/  10.01.2020

More details are emerging about the Breonna Taylor case. An internal investigation revealed that Louisville Metro Police Department (LMPD) officers were repeatedly told that no “suspicious” packages were delivered to her home in connection to their drug investigation.

According to WDRB, an investigative report from LMPD’s Public Integrity Unit showed that two members of the Shively Police Department checked with a postal inspector and found that there were no packages being sent to Taylor’s apartment, “suspicious or otherwise.”

One day before the raid took place, Detective Joshua Jaynes wrote a warrant affidavit saying that he “verified through a U.S. Postal Inspector that Jamarcus Glover [Taylor’s ex] has been receiving packages” at Taylor’s apartment.

Jaynes’ claims gave the police justification to enter her home as part of their narcotics investigation.

The outlet also reports that during a May 18 interview, Shively police Sgt.
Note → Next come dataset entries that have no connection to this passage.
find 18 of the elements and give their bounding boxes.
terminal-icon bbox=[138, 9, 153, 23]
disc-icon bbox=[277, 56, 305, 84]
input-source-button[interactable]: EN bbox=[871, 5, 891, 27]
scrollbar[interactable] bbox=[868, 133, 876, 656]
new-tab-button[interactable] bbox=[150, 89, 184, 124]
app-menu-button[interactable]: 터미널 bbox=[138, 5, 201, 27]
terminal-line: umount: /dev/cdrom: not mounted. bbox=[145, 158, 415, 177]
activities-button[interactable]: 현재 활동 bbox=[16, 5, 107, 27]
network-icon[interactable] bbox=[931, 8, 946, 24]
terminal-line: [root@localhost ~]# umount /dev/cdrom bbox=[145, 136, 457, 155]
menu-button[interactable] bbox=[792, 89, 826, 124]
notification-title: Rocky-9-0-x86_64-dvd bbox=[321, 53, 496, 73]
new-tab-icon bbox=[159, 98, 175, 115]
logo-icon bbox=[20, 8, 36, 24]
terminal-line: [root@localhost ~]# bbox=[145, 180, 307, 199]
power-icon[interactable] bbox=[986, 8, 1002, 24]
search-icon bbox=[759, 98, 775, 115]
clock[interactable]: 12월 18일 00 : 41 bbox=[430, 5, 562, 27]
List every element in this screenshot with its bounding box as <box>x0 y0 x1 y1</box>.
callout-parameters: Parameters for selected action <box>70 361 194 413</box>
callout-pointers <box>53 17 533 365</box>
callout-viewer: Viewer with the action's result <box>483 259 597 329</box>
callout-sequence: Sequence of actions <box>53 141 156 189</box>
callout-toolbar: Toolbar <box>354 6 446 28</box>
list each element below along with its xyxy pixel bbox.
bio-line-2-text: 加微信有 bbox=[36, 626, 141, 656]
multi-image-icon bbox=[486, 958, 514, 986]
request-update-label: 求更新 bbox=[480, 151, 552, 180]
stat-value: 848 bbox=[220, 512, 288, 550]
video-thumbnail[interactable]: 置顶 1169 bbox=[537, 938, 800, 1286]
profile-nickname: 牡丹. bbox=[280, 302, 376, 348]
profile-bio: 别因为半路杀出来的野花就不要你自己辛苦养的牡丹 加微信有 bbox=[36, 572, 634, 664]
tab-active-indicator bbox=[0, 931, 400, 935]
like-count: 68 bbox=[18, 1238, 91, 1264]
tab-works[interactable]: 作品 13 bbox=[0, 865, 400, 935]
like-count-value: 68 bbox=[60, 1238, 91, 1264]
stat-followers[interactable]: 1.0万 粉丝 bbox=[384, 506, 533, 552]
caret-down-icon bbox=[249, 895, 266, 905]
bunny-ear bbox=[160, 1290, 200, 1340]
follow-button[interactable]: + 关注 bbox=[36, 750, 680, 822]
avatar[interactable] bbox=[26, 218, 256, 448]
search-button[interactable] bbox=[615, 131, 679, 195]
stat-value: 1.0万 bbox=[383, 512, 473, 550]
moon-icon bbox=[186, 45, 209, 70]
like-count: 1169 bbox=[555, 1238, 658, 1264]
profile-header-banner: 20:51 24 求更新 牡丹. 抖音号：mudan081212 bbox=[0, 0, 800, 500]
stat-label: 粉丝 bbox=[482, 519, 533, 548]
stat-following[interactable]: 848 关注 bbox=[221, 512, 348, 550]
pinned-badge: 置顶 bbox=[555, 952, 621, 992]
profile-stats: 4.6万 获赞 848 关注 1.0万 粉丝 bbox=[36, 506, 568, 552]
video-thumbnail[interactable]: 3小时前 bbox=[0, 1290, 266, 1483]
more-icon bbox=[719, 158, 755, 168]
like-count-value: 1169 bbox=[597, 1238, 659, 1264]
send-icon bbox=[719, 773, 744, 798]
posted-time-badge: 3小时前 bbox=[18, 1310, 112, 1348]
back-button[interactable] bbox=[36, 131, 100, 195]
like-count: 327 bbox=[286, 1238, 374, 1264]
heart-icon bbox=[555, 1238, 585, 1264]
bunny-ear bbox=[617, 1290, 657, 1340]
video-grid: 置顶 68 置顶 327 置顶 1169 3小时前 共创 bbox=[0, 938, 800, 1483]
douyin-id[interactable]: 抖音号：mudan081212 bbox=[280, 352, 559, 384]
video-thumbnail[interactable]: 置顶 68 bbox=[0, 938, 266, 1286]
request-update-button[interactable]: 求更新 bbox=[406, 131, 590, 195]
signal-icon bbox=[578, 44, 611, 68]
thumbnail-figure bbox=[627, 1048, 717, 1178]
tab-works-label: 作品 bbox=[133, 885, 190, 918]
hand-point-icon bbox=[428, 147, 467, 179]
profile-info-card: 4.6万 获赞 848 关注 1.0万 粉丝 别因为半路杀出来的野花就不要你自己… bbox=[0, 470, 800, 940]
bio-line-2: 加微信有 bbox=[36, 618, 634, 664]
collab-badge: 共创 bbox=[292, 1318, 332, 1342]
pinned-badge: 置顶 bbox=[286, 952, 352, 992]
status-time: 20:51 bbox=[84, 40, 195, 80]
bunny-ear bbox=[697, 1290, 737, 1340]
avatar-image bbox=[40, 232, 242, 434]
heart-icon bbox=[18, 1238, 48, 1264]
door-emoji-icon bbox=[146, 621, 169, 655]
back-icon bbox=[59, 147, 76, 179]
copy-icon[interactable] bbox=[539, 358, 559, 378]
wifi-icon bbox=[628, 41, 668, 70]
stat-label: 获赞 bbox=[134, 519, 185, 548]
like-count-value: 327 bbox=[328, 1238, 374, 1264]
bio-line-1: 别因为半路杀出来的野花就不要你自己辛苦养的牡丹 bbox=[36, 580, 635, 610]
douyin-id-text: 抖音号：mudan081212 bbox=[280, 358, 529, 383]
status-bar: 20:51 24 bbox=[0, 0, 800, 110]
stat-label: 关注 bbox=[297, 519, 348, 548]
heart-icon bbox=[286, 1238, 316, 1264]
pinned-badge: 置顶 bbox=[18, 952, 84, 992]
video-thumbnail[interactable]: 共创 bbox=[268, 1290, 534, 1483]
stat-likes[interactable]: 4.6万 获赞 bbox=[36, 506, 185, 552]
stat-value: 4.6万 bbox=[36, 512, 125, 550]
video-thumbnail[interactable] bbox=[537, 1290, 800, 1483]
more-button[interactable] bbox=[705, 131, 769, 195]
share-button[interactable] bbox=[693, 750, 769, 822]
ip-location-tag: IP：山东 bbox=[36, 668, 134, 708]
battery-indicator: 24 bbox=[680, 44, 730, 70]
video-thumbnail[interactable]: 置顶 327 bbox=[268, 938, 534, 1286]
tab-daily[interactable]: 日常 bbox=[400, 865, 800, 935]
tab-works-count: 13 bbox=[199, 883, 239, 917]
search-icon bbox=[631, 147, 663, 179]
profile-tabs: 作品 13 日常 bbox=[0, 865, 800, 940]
Timothy Salyer told the department’s Public Integrity Unit that he asked LMPD Sgt. Jonathan Mattingly about the affidavit. “Sgt. Mattingly stated he told Detective Jaynes there was no package history at that address,” Salyer reportedly told investigators.

Back in January, Mattingly reached out to Salyer and Shively Detective Mike Kuzma and asked them to investigate packages that came to Taylor’s home on Jan. 17, but Glover told authorities he received shoes and clothes.

Salyer told investigators that he was contacted by Detective Mike Nobles and Detective Kelly Hanna — two other LMPD officers — about the alleged packages and he “told them the same information.”

Last week, Kentucky Attorney General Daniel Cameron announced that only one officer would face charges in Taylor’s case. Former LMPD Detective Brett Hankison was charged with three counts of wanton endangerment for “blindly” shooting into the units of Taylor’s neighbors. Mattingly and Myles Cosgrove were not indicted because Cameron said the men acted in self-defense.

The attorney general filed to get an extension on releasing the grand jury recordings, arguing that he needed more time to redact witnesses’ personal information from the 20 hours of audio. A judge ruled that he and his office have to release the recordings by noon on Friday (Oct. 2).